Citrix and Hitachi join Verizon Ventures and March Capital Partners by investing in Fabric 3 [SDxCentral]

The investment firm The Fabric is set to unleash $20 million in new funding having sourced $20 million from the likes of Verizon Ventures, Citrix, and Hitachi. Those funds are targeted at startups. And hope springs eternal that one of those investments hits a return like it found with the likes of VeloCloud, Perspica, and Appcito.

Rajan Raghavan, CEO of the Silicon Valley-based venture firm, described the company as a “co-creation foundry” that includes both financial and logistical support. The financial support typically includes around $3 million, depending on the startup. The logistical support includes an innovation lab to help with prototyping; a development team to support a go-to-market plan; and a team to help with strategy, operations, and administration.
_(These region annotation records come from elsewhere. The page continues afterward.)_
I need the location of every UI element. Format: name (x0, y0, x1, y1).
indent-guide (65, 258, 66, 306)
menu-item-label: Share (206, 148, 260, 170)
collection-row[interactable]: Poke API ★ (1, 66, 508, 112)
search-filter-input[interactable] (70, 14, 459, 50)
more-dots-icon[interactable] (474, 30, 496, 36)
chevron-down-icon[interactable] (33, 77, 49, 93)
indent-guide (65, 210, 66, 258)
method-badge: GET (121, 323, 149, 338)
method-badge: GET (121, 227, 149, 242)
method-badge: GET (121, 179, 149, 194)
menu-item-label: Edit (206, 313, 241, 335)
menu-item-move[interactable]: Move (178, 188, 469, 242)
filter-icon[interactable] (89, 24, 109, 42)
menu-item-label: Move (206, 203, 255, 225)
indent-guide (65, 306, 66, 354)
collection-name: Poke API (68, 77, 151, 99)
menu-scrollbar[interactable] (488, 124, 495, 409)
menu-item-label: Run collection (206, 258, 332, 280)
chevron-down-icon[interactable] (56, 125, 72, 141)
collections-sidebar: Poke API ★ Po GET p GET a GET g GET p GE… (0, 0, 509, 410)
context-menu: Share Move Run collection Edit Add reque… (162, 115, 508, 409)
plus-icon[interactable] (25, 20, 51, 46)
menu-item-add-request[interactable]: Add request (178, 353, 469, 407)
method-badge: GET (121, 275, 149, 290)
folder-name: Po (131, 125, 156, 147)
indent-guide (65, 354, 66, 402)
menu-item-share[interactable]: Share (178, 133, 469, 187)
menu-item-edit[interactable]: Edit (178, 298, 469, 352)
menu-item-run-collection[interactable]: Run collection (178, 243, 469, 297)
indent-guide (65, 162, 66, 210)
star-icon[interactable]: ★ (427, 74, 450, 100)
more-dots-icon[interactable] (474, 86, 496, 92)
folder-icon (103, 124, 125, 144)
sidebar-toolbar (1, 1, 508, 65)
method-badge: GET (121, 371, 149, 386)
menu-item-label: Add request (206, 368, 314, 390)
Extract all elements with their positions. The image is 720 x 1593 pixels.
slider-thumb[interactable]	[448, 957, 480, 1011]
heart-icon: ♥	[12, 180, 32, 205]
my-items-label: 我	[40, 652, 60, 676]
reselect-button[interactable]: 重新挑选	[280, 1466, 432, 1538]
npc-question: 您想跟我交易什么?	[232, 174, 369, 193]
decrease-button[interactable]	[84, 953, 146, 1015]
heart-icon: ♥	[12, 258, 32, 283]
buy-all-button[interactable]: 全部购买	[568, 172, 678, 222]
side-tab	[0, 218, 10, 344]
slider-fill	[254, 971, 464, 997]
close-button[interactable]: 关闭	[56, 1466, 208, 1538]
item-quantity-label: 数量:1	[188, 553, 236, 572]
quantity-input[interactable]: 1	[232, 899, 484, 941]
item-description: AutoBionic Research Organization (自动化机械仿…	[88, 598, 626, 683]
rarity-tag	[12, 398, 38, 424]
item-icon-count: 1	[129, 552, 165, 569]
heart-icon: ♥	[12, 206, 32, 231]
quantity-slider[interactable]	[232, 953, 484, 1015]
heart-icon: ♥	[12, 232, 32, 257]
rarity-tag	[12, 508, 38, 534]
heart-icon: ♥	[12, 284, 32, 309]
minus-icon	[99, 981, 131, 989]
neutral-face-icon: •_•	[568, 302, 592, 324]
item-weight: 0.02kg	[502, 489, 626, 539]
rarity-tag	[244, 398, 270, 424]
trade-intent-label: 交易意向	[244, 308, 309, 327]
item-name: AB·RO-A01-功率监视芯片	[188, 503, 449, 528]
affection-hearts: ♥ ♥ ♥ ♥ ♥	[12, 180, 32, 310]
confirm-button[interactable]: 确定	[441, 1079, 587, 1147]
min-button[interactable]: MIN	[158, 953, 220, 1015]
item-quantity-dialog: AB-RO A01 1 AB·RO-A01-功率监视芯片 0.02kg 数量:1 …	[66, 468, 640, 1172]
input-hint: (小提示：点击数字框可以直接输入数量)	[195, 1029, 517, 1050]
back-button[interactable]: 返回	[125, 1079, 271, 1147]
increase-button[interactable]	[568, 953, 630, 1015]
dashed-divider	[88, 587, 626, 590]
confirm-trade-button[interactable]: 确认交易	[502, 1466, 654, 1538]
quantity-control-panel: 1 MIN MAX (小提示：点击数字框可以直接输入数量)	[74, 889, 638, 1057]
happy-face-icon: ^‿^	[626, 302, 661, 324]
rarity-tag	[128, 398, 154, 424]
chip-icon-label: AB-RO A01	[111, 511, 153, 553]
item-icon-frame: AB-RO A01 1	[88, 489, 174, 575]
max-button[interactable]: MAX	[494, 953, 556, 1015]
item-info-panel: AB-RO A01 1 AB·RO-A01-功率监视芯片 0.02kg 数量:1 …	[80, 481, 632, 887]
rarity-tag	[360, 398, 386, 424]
That combination of cash and support is what differentiates The Fabric from more traditional venture capital firms, and what garners the interest of its investors.

“We come up with ideas and take them to our strategic partners to see what they think of them,” Raghavan said, noting that the firm gets good attention from those investors “because it’s their money. They would like to see a return on those investments.”
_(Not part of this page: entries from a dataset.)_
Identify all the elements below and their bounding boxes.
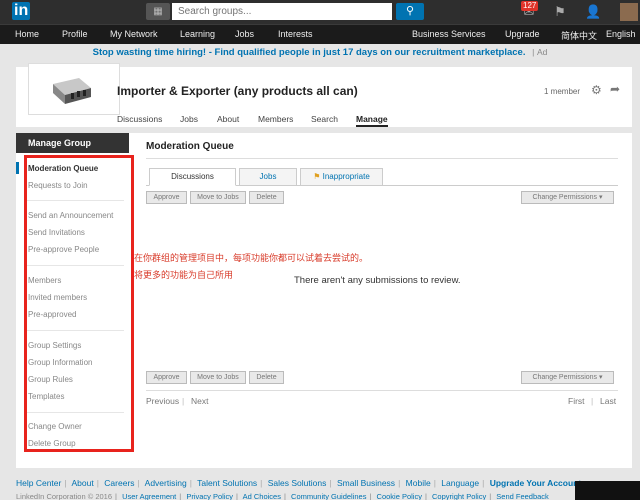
approve-button[interactable]: Approve <box>146 191 187 204</box>
empty-queue-message: There aren't any submissions to review. <box>294 275 461 286</box>
active-indicator <box>16 162 19 174</box>
nav-jobs[interactable]: Jobs <box>235 29 254 39</box>
tab-search[interactable]: Search <box>311 114 338 124</box>
manage-panel: Manage Group Moderation Queue Requests t… <box>16 133 632 468</box>
nav-business-services[interactable]: Business Services <box>412 29 486 39</box>
gear-icon[interactable]: ⚙ <box>591 83 602 97</box>
ad-banner: Stop wasting time hiring! - Find qualifi… <box>92 47 548 58</box>
share-icon[interactable]: ➦ <box>610 82 620 96</box>
footer-legal-privacy-policy[interactable]: Privacy Policy <box>186 492 233 500</box>
tab-jobs[interactable]: Jobs <box>180 114 198 124</box>
footer-link-talent-solutions[interactable]: Talent Solutions <box>197 478 257 488</box>
nav-home[interactable]: Home <box>15 29 39 39</box>
footer-link-upgrade[interactable]: Upgrade Your Account <box>490 478 581 488</box>
footer-links: Help Center | About | Careers | Advertising… <box>16 478 582 488</box>
footer-legal-send-feedback[interactable]: Send Feedback <box>496 492 549 500</box>
approve-button-bottom[interactable]: Approve <box>146 371 187 384</box>
change-permissions-button-bottom[interactable]: Change Permissions ▾ <box>521 371 614 384</box>
flag-icon: ⚑ <box>313 172 321 181</box>
nav-language-chinese[interactable]: 简体中文 <box>561 29 597 42</box>
footer-link-careers[interactable]: Careers <box>104 478 134 488</box>
footer-link-help-center[interactable]: Help Center <box>16 478 61 488</box>
footer-legal: LinkedIn Corporation © 2016 | User Agreem… <box>16 492 549 500</box>
tab-queue-jobs[interactable]: Jobs <box>239 168 297 186</box>
flag-icon[interactable]: ⚑ <box>552 4 568 20</box>
search-button[interactable]: ⚲ <box>396 3 424 20</box>
nav-language-english[interactable]: English <box>606 29 636 39</box>
search-icon: ⚲ <box>405 5 415 17</box>
tab-queue-discussions[interactable]: Discussions <box>149 168 236 186</box>
tab-queue-inappropriate-label: Inappropriate <box>322 172 370 181</box>
main-nav: Home Profile My Network Learning Jobs In… <box>0 24 640 44</box>
nav-interests[interactable]: Interests <box>278 29 313 39</box>
redaction-block <box>575 481 640 500</box>
nav-learning[interactable]: Learning <box>180 29 215 39</box>
tab-members[interactable]: Members <box>258 114 293 124</box>
ad-label: Ad <box>536 47 548 57</box>
search-input[interactable] <box>172 3 392 20</box>
move-to-jobs-button-bottom[interactable]: Move to Jobs <box>190 371 246 384</box>
divider <box>146 390 618 391</box>
avatar[interactable] <box>620 3 638 21</box>
divider <box>146 158 618 159</box>
footer-link-about[interactable]: About <box>71 478 93 488</box>
footer-link-advertising[interactable]: Advertising <box>145 478 187 488</box>
member-count[interactable]: 1 member <box>544 87 580 96</box>
page-title: Moderation Queue <box>146 141 234 152</box>
group-header: Importer & Exporter (any products all ca… <box>16 63 632 127</box>
footer-legal-community-guidelines[interactable]: Community Guidelines <box>291 492 366 500</box>
add-connection-icon[interactable]: 👤 <box>585 4 601 20</box>
delete-button-bottom[interactable]: Delete <box>249 371 284 384</box>
footer-link-sales-solutions[interactable]: Sales Solutions <box>268 478 327 488</box>
pager-next[interactable]: Next <box>191 396 208 406</box>
pager-last[interactable]: Last <box>600 396 616 406</box>
pager-previous[interactable]: Previous <box>146 396 179 406</box>
sidebar-heading: Manage Group <box>16 133 129 153</box>
footer-legal-ad-choices[interactable]: Ad Choices <box>243 492 281 500</box>
nav-upgrade[interactable]: Upgrade <box>505 29 540 39</box>
pager-first[interactable]: First <box>568 396 585 406</box>
footer-legal-user-agreement[interactable]: User Agreement <box>122 492 176 500</box>
annotation-highlight-box <box>24 155 134 452</box>
group-logo <box>28 63 120 115</box>
nav-profile[interactable]: Profile <box>62 29 88 39</box>
linkedin-logo[interactable]: in <box>12 2 42 22</box>
footer-link-small-business[interactable]: Small Business <box>337 478 395 488</box>
tab-manage[interactable]: Manage <box>356 114 388 127</box>
copyright: LinkedIn Corporation © 2016 <box>16 492 113 500</box>
search-type-dropdown[interactable]: ▦ <box>146 3 170 20</box>
footer-link-language[interactable]: Language <box>441 478 479 488</box>
group-title: Importer & Exporter (any products all ca… <box>117 84 358 98</box>
footer-legal-copyright-policy[interactable]: Copyright Policy <box>432 492 486 500</box>
notification-badge: 127 <box>521 1 539 11</box>
footer-link-mobile[interactable]: Mobile <box>406 478 431 488</box>
footer-legal-cookie-policy[interactable]: Cookie Policy <box>377 492 422 500</box>
top-bar: in ▦ ⚲ ✉ 127 ⚑ 👤 <box>0 0 640 24</box>
nav-my-network[interactable]: My Network <box>110 29 158 39</box>
tab-about[interactable]: About <box>217 114 239 124</box>
delete-button[interactable]: Delete <box>249 191 284 204</box>
move-to-jobs-button[interactable]: Move to Jobs <box>190 191 246 204</box>
tab-queue-inappropriate[interactable]: ⚑ Inappropriate <box>300 168 383 186</box>
annotation-line-1: 在你群组的管理项目中，每项功能你都可以试着去尝试的。 <box>134 254 369 264</box>
tab-discussions[interactable]: Discussions <box>117 114 162 124</box>
change-permissions-button[interactable]: Change Permissions ▾ <box>521 191 614 204</box>
ad-link[interactable]: Stop wasting time hiring! - Find qualifi… <box>93 47 526 58</box>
The Fabric in total has raised $41 million through three funding rounds. With its latest funding round the firm is looking at startups focused on innovations in supporting multi-cloud deployments, the internet of things (IoT), edge cloud, mobile cloud, and 5G.

The company has thrown its support behind 10 startups, with three from its first round of funding having since been acquired. Those include software-defined wide area networking provider VeloCloud, which was acquired last year by VMware; Perspica, which Cisco bought last year and was folded into its AppDynamics group; and Appcito, which was acquired by A10 Networks in mid-2016.

The Fabric produced a 7x return in less than five years from its initial funding portfolio. The firm is not focused specifically on companies being acquired, but “being acquired is a nice happy accident,” Raghavan said.

Other companies to gain support include IoTium, Pensa, Spanugo, KMesh, and Rosetta Cyber Security. Most are focused on the cloud and IoT space, which Raghavan said comes from both a need for new platforms in those markets as well as the venture firm’s past history in the space.

Verizon Led Round 3

The latest round began rather informally with an inquiry from Verizon. “Verizon approached us in an informal discussion to see if we were doing another fund,” Raghavan said. “They became interested, and we had some discussions around the mobile cloud and 5G, and they were very interested.”

Others soon jumped on board, including past investors like Citrix, Hitachi, and March Capital Partners. Companies targeted for support are sometimes linked to areas that the investing companies operate in, but that’s not a requirement to garner support.

“The agreements allow us to work collaboratively but not exclusively,” Raghavan said. “We leverage the relationships with those investors, and they are happy to be leveraged, but we also work on independent ideas that are not often aligned specifically with the investors.”

Some of those other ideas include new avenues like application performance assurance, microservices, serverless computing, and 5G.